Birkaç yıl öncesine kadar Intel, işlemci seçerken alabileceğiniz en iyinin simgesiydi. Ancak zamanla şirket hakim konumunun kaybına neden olan hoş olmayan sorunlarla karşılaşmaya başladı. Tabuta çakılan son çivi ise yukarıda bahsi geçen Apple Silicon projesiydi. Bu nedenle Intel nispeten önemli bir ortağını kaybetti, çünkü 2006'dan beri Apple bilgisayarlarda yalnızca kendi işlemcileri geride kalıyor. Bahsedilen Apple M1, M1 Pro ve M1 Max yongalarının var olduğu dönemde bile Intel'in bunu yaptığına dair çeşitli raporlar kaydedebiliyorduk. Apple bileşenlerini kolaylıkla çalıştıran daha güçlü bir CPU getiriyor. Bu iddialar doğru olsa da, bunları düzeltmekten zarar gelmez. Sonuçta yukarıda da belirttiğimiz gibi Intel daha yüksek performans sunabilir, ancak bunun bedeli çok daha fazla tüketim ve ısınmadır.

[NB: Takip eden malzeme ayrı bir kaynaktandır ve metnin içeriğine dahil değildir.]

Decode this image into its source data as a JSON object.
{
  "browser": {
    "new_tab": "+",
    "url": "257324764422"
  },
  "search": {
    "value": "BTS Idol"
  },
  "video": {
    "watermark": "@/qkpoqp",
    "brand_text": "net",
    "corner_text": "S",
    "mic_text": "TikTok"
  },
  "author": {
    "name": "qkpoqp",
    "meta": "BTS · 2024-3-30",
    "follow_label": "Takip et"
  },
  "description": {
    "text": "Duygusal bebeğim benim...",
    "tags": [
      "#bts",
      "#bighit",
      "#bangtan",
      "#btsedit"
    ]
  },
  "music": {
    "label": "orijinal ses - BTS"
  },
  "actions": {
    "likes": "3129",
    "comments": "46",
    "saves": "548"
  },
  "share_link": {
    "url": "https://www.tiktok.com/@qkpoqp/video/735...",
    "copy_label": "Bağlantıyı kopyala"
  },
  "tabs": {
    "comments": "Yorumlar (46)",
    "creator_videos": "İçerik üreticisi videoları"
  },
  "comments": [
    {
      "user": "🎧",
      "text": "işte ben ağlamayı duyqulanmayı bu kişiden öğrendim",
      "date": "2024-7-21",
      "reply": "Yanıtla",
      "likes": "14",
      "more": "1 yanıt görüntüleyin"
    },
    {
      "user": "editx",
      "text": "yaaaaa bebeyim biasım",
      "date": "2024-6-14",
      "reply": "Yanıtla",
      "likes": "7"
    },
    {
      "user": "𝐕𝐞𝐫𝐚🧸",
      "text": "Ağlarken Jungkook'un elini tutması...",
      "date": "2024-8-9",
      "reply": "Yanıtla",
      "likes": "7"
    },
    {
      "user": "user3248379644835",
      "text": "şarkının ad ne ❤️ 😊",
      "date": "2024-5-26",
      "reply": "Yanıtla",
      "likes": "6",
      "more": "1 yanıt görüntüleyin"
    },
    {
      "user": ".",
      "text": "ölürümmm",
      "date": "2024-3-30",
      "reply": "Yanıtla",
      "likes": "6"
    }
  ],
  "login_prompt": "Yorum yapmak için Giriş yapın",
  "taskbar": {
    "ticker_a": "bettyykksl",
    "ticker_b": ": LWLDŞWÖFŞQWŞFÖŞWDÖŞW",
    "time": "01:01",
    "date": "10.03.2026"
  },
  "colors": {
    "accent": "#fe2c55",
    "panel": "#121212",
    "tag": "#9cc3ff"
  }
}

Öte yandan bu tür bir rekabet Intel'e finallerde çok büyük fayda sağlayabilir. Yukarıda da belirttiğimiz gibi, bu Amerikan devi son yıllarda çok geride kaldı ve bu nedenle iyi ismi için her zamankinden daha fazla mücadele etmek zorunda kaldı. Şu ana kadar Intel yalnızca AMD'nin baskısıyla başa çıkmak zorunda kaldı; Apple ise artık Apple Silicon çiplerine güvenerek şirkete katılıyor. Güçlü rekabet, devi ileriye taşıyabilir. Bu aynı zamanda Intel'in sızdırılan planıyla da doğrulanıyor; bu planın yakında çıkacak Arrow Lake işlemcisi, M1 Max çipinin yeteneklerini bile aşacak. Ama önemli bir yakalaması var. Plana göre bu parça ilk kez 2023 sonu veya 2024 başına kadar ortaya çıkmayacak. Yani Apple tamamen durursa aslında Intel'in onu geçmesi mümkün. Elbette böyle bir durum pek olası değil - yeni nesil Apple Silicon yongalarından zaten bahsediliyor ve nispeten yakında en güçlü Mac'leri iMac Pro ve Mac Pro biçiminde göreceğimiz söyleniyor.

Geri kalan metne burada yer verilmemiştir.